Freud (1856-1939) et le fantasme diurne
Louis COSTE PSYCHOTHERAPEUTE Argenteuil Ermont (Val d'Oise - 95)
" Une analyse plus approfondie des caractères de ces fantasmes diurnes nous apprend à quel point ils sont analogues à nos rêves, et méritent le nom de rêves. Leurs traits essentiels sont les mêmes que ceux des rêves nocturnes " (…) Freud S., L'interprétation des rêves, P.U.F., 6e tirage, 1987, p. 419
Rappelons aux détracteurs, que la psychanalyse freudienne dégage le psychisme de la notion de localisation anatomique. Certes, dans la "Psychologie du Rêve", Freud compare l'appareil psychique à un microscope, ou encore à un appareil photographique. Mais le lieu du psychisme est "un point de cet appareil où se forme l'image". D'ailleurs, Freud s'excuse de comparaisons aussi grossières, tout en insistant sur la nécessité de telles analogies pour approcher la description du psychisme. Les excuses étant présentées, Freud fait cette fois allusion aux lentilles de télescope qui formeraient un système... dont l'organisation spatiale importe peu (!), puisque les variations prises par l'excitation sont fixées de façons différentes, adoptant d'innombrables combinaisons. Pour Freud, les représentations, les pensées, les formations psychiques en général ne sauraient être localisées dans des éléments organiques du système nerveux, mais en quelque sorte entre-eux. Ce point de vue est capital, puisqu'il aboutit à l'idée que "tout ce qui peut devenir objet de perception interne est virtuel, un peu comme l'image produite par le passage des rayons dans une longue-vue".
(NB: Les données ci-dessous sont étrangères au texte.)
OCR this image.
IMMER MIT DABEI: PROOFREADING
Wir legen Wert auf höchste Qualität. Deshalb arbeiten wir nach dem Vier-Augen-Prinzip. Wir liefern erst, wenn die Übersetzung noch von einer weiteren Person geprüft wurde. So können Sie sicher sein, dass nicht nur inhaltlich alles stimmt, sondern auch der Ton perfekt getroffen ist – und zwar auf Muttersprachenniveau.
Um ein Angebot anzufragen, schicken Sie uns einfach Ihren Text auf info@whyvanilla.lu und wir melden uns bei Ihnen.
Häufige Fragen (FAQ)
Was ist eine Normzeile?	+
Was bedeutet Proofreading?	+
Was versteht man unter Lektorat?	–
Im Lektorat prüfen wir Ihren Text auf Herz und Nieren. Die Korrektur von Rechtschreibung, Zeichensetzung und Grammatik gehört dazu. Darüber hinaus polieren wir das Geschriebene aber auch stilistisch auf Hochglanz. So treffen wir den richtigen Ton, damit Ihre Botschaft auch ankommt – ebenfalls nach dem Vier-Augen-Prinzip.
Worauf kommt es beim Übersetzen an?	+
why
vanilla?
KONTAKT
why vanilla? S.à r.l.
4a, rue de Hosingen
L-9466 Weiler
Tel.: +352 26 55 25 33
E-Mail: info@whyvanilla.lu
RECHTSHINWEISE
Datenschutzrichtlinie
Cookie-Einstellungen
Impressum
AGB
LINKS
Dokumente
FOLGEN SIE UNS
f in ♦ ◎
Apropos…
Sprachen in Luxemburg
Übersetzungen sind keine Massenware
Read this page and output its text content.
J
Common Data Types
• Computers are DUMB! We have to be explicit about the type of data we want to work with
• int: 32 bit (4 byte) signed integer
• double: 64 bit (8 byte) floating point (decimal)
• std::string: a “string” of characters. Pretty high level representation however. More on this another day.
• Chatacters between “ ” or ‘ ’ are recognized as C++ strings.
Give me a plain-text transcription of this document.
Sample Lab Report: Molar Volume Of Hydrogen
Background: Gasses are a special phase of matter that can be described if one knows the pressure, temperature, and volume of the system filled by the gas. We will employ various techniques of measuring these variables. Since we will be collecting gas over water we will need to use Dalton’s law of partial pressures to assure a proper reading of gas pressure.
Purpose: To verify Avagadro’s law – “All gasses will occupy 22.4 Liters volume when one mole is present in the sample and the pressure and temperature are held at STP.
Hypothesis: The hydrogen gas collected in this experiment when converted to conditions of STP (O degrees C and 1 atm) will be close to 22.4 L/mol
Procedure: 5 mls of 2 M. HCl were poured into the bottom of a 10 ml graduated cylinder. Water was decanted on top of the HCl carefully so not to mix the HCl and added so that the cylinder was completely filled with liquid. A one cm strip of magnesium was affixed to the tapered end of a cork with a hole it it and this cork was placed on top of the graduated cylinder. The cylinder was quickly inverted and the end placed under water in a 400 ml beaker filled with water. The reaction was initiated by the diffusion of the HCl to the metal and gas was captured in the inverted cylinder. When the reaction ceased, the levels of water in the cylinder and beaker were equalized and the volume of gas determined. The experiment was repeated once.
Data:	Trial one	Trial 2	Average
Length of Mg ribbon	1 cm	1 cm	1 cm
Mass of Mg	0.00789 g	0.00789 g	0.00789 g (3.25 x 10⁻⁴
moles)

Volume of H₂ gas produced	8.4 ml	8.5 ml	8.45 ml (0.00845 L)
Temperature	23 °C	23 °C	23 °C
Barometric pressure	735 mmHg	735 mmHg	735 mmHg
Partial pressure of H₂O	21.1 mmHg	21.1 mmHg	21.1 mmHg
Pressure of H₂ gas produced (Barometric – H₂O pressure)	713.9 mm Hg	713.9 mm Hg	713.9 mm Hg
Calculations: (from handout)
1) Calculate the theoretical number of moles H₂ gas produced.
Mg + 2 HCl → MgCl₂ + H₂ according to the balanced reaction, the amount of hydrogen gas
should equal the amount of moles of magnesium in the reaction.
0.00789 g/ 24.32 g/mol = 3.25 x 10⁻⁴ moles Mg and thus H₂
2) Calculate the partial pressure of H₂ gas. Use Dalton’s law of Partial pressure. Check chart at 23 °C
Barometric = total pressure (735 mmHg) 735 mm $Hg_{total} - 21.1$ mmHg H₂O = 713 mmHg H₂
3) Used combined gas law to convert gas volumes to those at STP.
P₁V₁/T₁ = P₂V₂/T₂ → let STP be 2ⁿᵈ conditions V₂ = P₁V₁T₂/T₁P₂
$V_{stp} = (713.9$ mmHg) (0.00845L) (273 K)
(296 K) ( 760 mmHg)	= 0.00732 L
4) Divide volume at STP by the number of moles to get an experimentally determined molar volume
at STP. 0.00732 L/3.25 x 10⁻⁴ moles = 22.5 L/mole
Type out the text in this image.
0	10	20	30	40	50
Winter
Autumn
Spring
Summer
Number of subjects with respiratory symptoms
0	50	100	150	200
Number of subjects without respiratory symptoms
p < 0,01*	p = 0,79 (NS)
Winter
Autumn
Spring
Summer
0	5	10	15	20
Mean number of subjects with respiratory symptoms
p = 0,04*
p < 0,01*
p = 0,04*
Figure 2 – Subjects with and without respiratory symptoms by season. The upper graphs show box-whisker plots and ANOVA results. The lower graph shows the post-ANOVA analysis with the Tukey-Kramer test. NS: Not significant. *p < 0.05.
De même, la mise en évidence du sommeil paradoxal en 1958, ne remet pas en cause la fonction du rêve (en tout cas chez l'être humain) telle qu'elle a été dégagée par Freud. Découvrir que l'activité de sommeil paradoxal (qui favorise le rêve) est très élevée chez le nourrisson, puis décroît au cours de l'évolution, donne plutôt raison aux prolongements des hypothèses freudiennes (à travers les travaux de Mélanie Klein et qui plus est à travers ceux de Bion): rappelons le rôle de l'identification projective dès les premiers mois de la vie du nourrisson, mis en évidence cliniquement par M. Klein, ainsi que la tolérance à la frustration comme facteur inné de la personnalité, intimement lié aux capacités de penser et de contention de l'angoisse, suggérée par Bion.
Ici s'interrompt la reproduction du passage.